As Fox notes, most longtime Nashvillians will identify the spot primarily as happening to be next door to venerable steak-and-sushi spot Kobe Steaks:While the Mediterranean- and Japanese-inspired restaurants share no association other than geography, their juxtaposition succinctly illustrates Nashville's culinary expansion over a generation. Consider this: In the course of a meal at Sardinia, we consumed wild boar, rabbit, quail, sweetbreads, branzino, anchovies and two kinds of octopus. What's more, my children were dining with us, and they'd sampled most of those proteins before, here and there across Nashville's ever-expanding dining landscape.
Sardinia covers some pretty sophisticated culinary territory, but Fox found it to be a pretty welcoming place.
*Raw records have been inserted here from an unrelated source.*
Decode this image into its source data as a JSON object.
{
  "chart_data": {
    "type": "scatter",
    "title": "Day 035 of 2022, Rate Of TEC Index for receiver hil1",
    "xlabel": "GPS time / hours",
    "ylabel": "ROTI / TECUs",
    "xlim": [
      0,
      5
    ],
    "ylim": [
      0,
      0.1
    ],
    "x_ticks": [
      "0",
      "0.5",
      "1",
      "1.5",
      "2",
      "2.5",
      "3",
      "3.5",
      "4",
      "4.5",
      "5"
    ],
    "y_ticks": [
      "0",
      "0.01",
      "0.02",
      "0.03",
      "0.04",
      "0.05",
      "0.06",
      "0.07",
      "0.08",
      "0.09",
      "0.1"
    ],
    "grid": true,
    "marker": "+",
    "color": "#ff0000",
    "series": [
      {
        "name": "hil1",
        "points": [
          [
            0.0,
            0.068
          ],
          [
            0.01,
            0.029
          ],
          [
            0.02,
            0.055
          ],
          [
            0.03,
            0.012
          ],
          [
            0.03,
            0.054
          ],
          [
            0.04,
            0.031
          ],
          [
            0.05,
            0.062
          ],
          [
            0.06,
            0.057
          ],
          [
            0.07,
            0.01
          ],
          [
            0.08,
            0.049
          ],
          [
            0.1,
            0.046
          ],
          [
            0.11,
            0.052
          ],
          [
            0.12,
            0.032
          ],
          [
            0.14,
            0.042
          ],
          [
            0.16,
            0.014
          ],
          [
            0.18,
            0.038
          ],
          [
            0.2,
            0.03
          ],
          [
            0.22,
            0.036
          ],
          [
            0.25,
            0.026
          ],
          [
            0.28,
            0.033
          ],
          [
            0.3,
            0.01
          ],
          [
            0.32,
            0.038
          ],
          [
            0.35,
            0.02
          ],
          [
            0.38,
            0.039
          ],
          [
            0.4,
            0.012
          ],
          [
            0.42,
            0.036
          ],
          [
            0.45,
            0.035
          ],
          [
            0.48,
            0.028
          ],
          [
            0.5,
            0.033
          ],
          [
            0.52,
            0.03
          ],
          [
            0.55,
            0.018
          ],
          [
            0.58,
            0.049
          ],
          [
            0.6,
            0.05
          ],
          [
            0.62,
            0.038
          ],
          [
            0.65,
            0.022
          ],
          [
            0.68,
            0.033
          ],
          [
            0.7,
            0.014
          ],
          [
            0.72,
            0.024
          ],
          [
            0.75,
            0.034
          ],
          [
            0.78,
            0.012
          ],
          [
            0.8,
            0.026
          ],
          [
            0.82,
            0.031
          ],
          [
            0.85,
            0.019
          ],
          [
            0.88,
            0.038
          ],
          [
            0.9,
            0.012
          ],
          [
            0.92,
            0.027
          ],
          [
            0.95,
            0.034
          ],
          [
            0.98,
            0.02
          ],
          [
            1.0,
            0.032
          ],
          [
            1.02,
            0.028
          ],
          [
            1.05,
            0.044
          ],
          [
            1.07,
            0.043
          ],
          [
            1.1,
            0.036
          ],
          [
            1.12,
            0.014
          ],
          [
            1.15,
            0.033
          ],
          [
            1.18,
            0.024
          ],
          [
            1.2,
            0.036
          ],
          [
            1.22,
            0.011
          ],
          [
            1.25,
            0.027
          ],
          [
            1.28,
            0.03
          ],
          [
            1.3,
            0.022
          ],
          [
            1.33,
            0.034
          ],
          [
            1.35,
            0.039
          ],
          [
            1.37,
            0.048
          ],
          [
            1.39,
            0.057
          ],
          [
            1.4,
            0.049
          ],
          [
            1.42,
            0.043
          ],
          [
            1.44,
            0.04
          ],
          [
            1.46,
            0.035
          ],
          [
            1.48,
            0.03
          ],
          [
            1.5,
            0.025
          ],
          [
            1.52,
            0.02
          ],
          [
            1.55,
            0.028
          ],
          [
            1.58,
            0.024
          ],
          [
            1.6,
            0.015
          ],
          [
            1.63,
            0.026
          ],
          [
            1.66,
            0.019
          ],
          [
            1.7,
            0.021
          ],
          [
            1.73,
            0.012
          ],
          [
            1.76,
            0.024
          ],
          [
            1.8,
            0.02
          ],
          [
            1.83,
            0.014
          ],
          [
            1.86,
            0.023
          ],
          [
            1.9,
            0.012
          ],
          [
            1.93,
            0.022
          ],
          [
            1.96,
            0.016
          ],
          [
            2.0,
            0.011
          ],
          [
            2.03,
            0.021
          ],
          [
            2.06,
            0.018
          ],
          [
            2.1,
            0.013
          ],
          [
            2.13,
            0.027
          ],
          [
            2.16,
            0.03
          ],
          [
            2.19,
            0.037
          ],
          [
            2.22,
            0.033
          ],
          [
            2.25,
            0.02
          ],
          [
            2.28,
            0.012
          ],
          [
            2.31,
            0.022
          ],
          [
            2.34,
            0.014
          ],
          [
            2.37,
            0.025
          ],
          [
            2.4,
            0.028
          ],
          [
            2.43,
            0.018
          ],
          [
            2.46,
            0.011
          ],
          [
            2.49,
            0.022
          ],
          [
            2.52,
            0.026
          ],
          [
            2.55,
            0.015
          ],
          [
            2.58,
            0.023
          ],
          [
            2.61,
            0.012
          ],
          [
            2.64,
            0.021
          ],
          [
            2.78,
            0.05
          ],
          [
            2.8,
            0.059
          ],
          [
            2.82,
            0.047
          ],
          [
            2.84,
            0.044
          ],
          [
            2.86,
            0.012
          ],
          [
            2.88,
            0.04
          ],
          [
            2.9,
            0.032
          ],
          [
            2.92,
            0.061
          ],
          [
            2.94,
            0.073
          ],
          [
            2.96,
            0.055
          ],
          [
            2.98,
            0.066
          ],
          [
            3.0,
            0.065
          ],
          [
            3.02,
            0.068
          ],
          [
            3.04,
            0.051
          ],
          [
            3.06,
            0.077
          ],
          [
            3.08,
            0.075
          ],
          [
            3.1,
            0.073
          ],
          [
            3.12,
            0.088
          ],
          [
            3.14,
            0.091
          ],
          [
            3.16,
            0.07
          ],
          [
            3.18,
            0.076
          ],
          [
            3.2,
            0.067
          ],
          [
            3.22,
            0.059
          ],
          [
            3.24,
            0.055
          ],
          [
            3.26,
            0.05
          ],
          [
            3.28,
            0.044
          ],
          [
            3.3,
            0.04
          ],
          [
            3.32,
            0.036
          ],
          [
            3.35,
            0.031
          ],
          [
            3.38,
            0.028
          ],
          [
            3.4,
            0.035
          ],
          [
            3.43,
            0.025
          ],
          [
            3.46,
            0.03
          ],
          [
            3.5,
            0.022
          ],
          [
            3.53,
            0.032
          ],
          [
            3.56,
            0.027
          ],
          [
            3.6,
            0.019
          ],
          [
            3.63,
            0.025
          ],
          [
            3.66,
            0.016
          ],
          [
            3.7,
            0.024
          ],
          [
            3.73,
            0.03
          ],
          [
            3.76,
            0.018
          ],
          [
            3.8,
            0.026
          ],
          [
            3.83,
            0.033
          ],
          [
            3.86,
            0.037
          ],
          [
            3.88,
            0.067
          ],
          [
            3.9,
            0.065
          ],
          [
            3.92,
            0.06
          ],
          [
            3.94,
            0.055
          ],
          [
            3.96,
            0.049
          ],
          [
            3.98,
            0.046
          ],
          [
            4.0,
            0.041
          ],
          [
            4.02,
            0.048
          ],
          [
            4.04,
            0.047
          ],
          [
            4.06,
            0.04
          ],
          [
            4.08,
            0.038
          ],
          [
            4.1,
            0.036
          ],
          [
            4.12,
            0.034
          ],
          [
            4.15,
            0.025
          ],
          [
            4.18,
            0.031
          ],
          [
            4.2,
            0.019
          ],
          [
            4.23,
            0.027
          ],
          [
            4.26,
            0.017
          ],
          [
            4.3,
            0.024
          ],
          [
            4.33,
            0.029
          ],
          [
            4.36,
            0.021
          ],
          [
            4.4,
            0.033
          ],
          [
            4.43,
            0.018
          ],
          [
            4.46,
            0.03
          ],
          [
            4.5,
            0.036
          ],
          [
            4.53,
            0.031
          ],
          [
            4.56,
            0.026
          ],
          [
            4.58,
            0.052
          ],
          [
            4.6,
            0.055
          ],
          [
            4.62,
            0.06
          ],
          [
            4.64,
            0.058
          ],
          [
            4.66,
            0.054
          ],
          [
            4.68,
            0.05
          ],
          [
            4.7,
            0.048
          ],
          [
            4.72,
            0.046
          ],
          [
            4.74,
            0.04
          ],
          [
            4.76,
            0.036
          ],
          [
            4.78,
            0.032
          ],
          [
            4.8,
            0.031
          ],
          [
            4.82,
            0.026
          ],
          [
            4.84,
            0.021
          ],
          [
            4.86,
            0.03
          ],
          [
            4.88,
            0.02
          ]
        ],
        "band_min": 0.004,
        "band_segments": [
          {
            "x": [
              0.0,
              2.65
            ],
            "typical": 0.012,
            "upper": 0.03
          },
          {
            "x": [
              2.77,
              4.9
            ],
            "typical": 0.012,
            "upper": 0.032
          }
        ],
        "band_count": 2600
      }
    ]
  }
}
And she especially liked something gorgeously cheesy:
Most impressive was the recitation of mozzarella offerings, which include firm and smoky affumicata, creamy stracciatella, and burrata — a beggar's purse of stretchy cheese bulging with liquid buttery curds. Each order of mozzarella comes with two sides, from a list that includes string beans, prosciutto, broccoli rabe, tomatoes, roasted peppers and baby zucchini with mint. The pairing of burrata with anchovies was particularly successful, as the shiny briny fingerlings enlivened the mild cool cream.
What say you, Bitesters? Anybody been to Sardinia Enoteca? Enjoyed any burrata, branzino or octopus?